I know that if $E$ was orthonormal basis we would take the transpose matrix.
but what about here ?
the matrix is : $$\begin{bmatrix} 1 & 2 \\ 2 & 1 \\ \end{bmatrix}$$
On
@SandraWest, so we need to compute. (Or use the matrix short-cut in my comment.) Remember that $T(v_1)=v_1+2v_2$ and $T(v_2)=2v_1+v_2$. It suffices (by linearity) to check whether $\langle Tx,y\rangle=\langle x,Ty\rangle$ when $x$ and $y$ are basis vectors. You can see the only thing that really requires checking is whether $\langle Tv_1,v_2\rangle = \langle v_1,Tv_2\rangle$.

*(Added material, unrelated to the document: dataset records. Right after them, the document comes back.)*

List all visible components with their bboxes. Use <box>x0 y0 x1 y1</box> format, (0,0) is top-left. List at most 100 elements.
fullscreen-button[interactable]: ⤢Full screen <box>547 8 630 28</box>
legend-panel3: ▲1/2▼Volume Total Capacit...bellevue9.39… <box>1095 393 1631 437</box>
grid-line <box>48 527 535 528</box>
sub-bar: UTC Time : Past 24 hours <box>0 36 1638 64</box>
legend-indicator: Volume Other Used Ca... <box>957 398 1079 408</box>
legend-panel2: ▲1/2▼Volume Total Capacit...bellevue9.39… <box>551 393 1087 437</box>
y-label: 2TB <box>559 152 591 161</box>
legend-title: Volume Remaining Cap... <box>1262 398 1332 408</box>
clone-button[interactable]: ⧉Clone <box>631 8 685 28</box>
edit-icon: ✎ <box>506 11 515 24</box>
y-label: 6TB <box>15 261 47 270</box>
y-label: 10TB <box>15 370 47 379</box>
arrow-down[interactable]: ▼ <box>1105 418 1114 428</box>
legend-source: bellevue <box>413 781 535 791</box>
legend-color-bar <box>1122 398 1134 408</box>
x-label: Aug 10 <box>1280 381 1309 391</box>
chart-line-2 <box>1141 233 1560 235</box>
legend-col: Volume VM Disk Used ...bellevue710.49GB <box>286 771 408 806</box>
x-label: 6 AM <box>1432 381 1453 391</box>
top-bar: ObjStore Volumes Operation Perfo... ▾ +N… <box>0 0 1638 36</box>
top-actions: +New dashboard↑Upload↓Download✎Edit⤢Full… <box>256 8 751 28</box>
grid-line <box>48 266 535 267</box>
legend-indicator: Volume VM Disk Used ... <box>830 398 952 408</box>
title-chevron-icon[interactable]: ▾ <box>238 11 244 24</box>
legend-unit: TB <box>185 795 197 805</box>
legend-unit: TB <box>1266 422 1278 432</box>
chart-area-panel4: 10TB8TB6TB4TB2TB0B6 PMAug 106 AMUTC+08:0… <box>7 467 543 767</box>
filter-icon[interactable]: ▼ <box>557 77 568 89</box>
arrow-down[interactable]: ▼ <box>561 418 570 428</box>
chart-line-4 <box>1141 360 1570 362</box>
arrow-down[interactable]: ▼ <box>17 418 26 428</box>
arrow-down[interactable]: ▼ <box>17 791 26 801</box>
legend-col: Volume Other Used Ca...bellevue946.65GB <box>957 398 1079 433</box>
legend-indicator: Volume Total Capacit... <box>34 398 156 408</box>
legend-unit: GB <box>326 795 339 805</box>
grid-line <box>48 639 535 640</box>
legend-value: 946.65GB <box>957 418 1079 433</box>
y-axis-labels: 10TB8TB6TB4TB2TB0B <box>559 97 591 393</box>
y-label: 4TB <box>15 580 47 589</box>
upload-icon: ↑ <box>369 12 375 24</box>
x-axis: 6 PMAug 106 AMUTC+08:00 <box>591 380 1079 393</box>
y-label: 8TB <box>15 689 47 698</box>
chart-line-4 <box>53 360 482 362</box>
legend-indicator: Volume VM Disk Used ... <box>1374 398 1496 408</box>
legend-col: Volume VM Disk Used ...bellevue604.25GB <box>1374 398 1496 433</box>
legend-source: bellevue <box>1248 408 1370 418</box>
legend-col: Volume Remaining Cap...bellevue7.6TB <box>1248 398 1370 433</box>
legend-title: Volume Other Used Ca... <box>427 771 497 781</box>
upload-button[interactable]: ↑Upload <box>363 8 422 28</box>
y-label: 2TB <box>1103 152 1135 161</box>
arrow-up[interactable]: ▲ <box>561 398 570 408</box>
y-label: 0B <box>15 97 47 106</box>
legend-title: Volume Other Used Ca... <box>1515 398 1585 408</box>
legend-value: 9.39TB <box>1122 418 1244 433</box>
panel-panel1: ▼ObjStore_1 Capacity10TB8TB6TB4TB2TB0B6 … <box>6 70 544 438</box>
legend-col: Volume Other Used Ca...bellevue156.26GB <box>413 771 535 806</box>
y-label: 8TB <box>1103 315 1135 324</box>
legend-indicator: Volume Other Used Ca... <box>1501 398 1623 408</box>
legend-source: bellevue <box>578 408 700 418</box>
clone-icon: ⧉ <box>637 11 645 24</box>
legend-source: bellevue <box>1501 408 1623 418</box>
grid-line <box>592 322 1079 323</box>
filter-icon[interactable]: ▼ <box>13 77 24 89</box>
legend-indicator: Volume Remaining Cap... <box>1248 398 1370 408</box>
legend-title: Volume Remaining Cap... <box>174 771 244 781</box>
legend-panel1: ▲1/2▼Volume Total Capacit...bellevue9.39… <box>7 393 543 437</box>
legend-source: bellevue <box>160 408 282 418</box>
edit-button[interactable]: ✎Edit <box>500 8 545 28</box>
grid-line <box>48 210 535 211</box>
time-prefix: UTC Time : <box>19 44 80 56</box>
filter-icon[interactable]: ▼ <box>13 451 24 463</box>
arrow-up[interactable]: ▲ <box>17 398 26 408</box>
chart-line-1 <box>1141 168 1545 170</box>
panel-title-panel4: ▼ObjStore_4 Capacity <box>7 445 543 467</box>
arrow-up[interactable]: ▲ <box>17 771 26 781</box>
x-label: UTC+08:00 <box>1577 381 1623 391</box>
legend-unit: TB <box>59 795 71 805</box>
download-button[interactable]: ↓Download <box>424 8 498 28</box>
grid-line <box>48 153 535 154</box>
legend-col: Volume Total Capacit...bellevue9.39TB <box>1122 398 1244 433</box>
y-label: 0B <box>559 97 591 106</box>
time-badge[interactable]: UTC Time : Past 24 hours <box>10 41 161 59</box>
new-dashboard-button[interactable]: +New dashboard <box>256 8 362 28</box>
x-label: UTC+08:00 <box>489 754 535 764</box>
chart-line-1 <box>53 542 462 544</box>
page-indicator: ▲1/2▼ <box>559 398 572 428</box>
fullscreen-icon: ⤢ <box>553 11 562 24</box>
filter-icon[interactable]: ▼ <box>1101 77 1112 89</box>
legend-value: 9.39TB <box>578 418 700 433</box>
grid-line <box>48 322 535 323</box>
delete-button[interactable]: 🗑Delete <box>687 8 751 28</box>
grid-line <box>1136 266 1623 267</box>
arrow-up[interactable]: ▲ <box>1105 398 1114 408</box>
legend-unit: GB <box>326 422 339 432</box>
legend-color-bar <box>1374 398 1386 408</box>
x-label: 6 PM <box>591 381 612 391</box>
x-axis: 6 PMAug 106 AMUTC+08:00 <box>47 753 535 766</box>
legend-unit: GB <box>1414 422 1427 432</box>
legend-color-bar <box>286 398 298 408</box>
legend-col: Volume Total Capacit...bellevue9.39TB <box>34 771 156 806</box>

Well, \begin{align*} \langle Tv_1,v_2\rangle & =\langle v_1+2v_2,v_2\rangle=−1+2=1, \quad\text{and} \\ \langle v_1,Tv_2\rangle &= \langle v_1,2v_1+v_2\rangle = 4−1=3 \,, \end{align*}
so T is not self-adjoint.
Without an orthonormal matrix I'm afraid you'll have to do it the long way: we're looking for a matrix $\,T^*\,$ s.t. (I'm assuming the usual, euclidean inner product):
$$\overline x:=\binom xy\,,\,\,\overline y=\binom ab\implies\langle T\, \overline x\,,\,\overline y\rangle=\langle \overline x\,,\,T^*\,\overline y\rangle\;\iff $$
$$\left\langle\,\begin{pmatrix}1&2\\2&1\end{pmatrix}\binom xy\,,\,\binom ab\,\right\rangle =\left\langle\,\binom xy\,,\,\begin{pmatrix}p&q\\r&s\end{pmatrix}\binom ab\,\right\rangle\iff$$
$$\left\langle\,\binom{x+2y}{2x+y}\,,\,\binom ab\,\right\rangle=\left\langle\,\binom xy\,,\,\binom{pa+qb}{ra+sb}\,\right\rangle\iff$$
$$ax+2ay+2bx+by=pax+qbx+ary+bsy\iff$$
$$(1-p)ax+(1-s)by+(2-r)ay+(2-q)bx=0$$
As the above has to be true for any two vectors $\,\overline x\,,\,\overline y\,$ , you can now choose particular cases and deduce the possible values of $\,p,q,r,s\,$ (which, of course, you then need to check in the general case), for example: with $\,x=a=1\,,\,y=b=0\,,\,$ :
$$(1-p)=0\implies p =1\;\;,\;\;etc.\ldots$$